Secret Readers: Romance Novels

I want to commend Maria Bustillos for her article “Romance Novels, The Last Great Baston of Underground Writing” that appeared on  There is a link below to a great overview of why romance novels are so popular.  As someone who cut her teeth on Harlequin and Silhouette, I understand exactly what she means.

I stopped reading them in college because there was a stigma to being seen with them, especially since I was majoring in English Literature.  After college, before I got married, and after I married, I read mostly women’s fiction, such as Ann Rivers Siddons and Dorothea Benton Frank.  After I had kids, when they were young, I didn’t read at all. Who had time?

Then everything changed. My husband bought me a Kindle for our tenth anniversary, and I am such a fast reader, I couldn’t keep it stocked with books.  I discovered that Harlequin and Silhouette sold book bundles on the Kindle — all the books they published for the month for one tidy sum.  I could still read a bundle of nine books in a week, but you couldn’t beat the reduced price.  The kicker — no one could see what I was reading.  Harlequin and Silhouette have since discontinued the bundling practice. Or they may bundle a story sequence, for example eight books about a single family or company.  I’m still reading.

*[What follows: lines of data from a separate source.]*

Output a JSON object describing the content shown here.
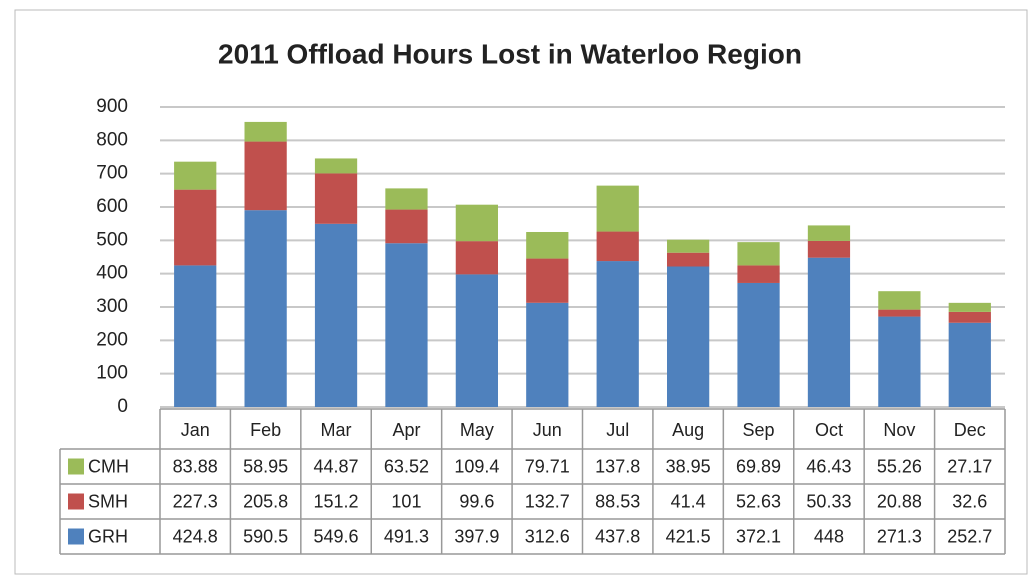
{
  "chart_data": {
    "type": "stacked_bar",
    "title": "2011 Offload Hours Lost in Waterloo Region",
    "categories": [
      "Jan",
      "Feb",
      "Mar",
      "Apr",
      "May",
      "Jun",
      "Jul",
      "Aug",
      "Sep",
      "Oct",
      "Nov",
      "Dec"
    ],
    "series": [
      {
        "name": "GRH",
        "color": "#4f81bd",
        "values": [
          424.8,
          590.5,
          549.6,
          491.3,
          397.9,
          312.6,
          437.8,
          421.5,
          372.1,
          448,
          271.3,
          252.7
        ]
      },
      {
        "name": "SMH",
        "color": "#c0504d",
        "values": [
          227.3,
          205.8,
          151.2,
          101,
          99.6,
          132.7,
          88.53,
          41.4,
          52.63,
          50.33,
          20.88,
          32.6
        ]
      },
      {
        "name": "CMH",
        "color": "#9bbb59",
        "values": [
          83.88,
          58.95,
          44.87,
          63.52,
          109.4,
          79.71,
          137.8,
          38.95,
          69.89,
          46.43,
          55.26,
          27.17
        ]
      }
    ],
    "ylim": [
      0,
      900
    ],
    "yticks": [
      0,
      100,
      200,
      300,
      400,
      500,
      600,
      700,
      800,
      900
    ],
    "grid": true,
    "legend": "data-table"
  }
}
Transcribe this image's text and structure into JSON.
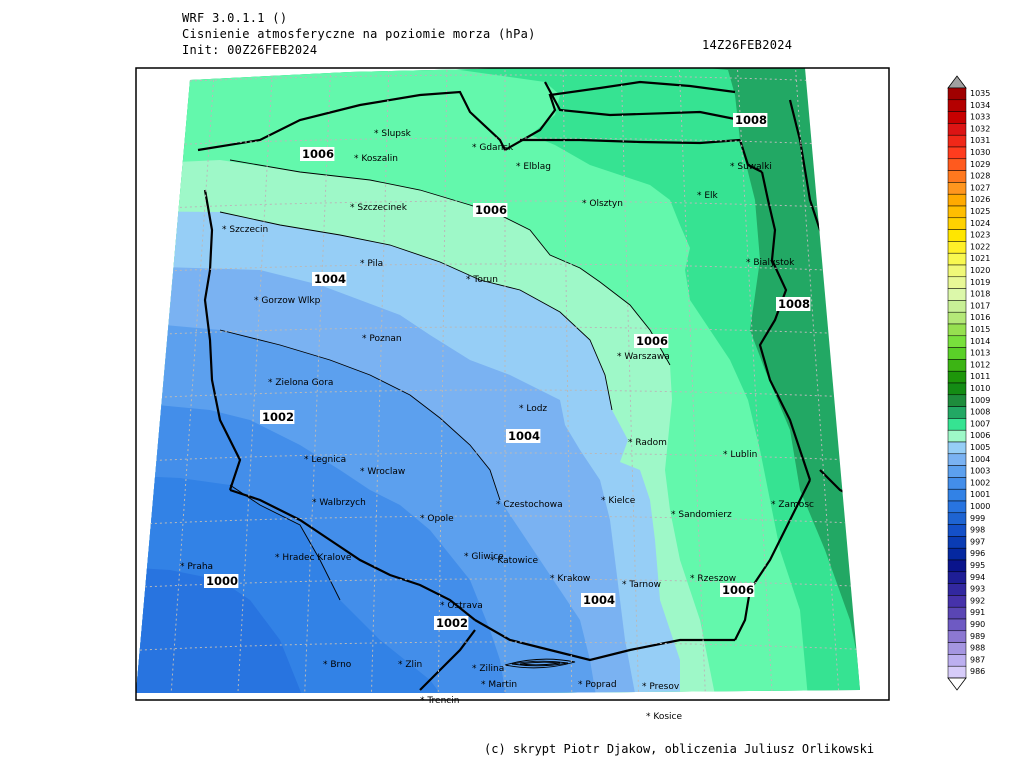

I’m not the only one.  Romance readership is at an all-time high because of the e-readers.  Women can give in to their guilty pleasure without anyone looking down their nose and making judgments.

The romance genre has really gotten a bad rap because some of the older books can come across as sexist, and even go as far as to be misogynous.  Some publishers have also been slow to change some of their formulas to adopt to modern mores. Up until a few years ago, I think Harlequin Presents heroines still had to be virgins, no matter how old they were. Remember that when Mills and Boon was founded in 1908, women weren’t in the workforce, and if they were, it was as household staff, teachers, and nannies. Almost all office positions were held by men. It’s understandable that this filtered through into the books.

In many of the current books, the men aren’t interested in marriage at all, but rather want a no-strings-attached-affair.  The heroines won’t settle for that long-term, and eventually win the hero’s heart as he realizes that he does want a family after all.  Current books are much more sexually detailed than years past, but everything about our lives is more sexual than the past. The best writers find a way to deepen the relationship through the sexual detail without being obscene, and that can be difficult. For me, it’s tough to decide when to close the bedroom door and when to leave it wide open for my characters.

Yes, I read romance novels. And I write them. Now if I could just get this “hot mess” revised I’d have something.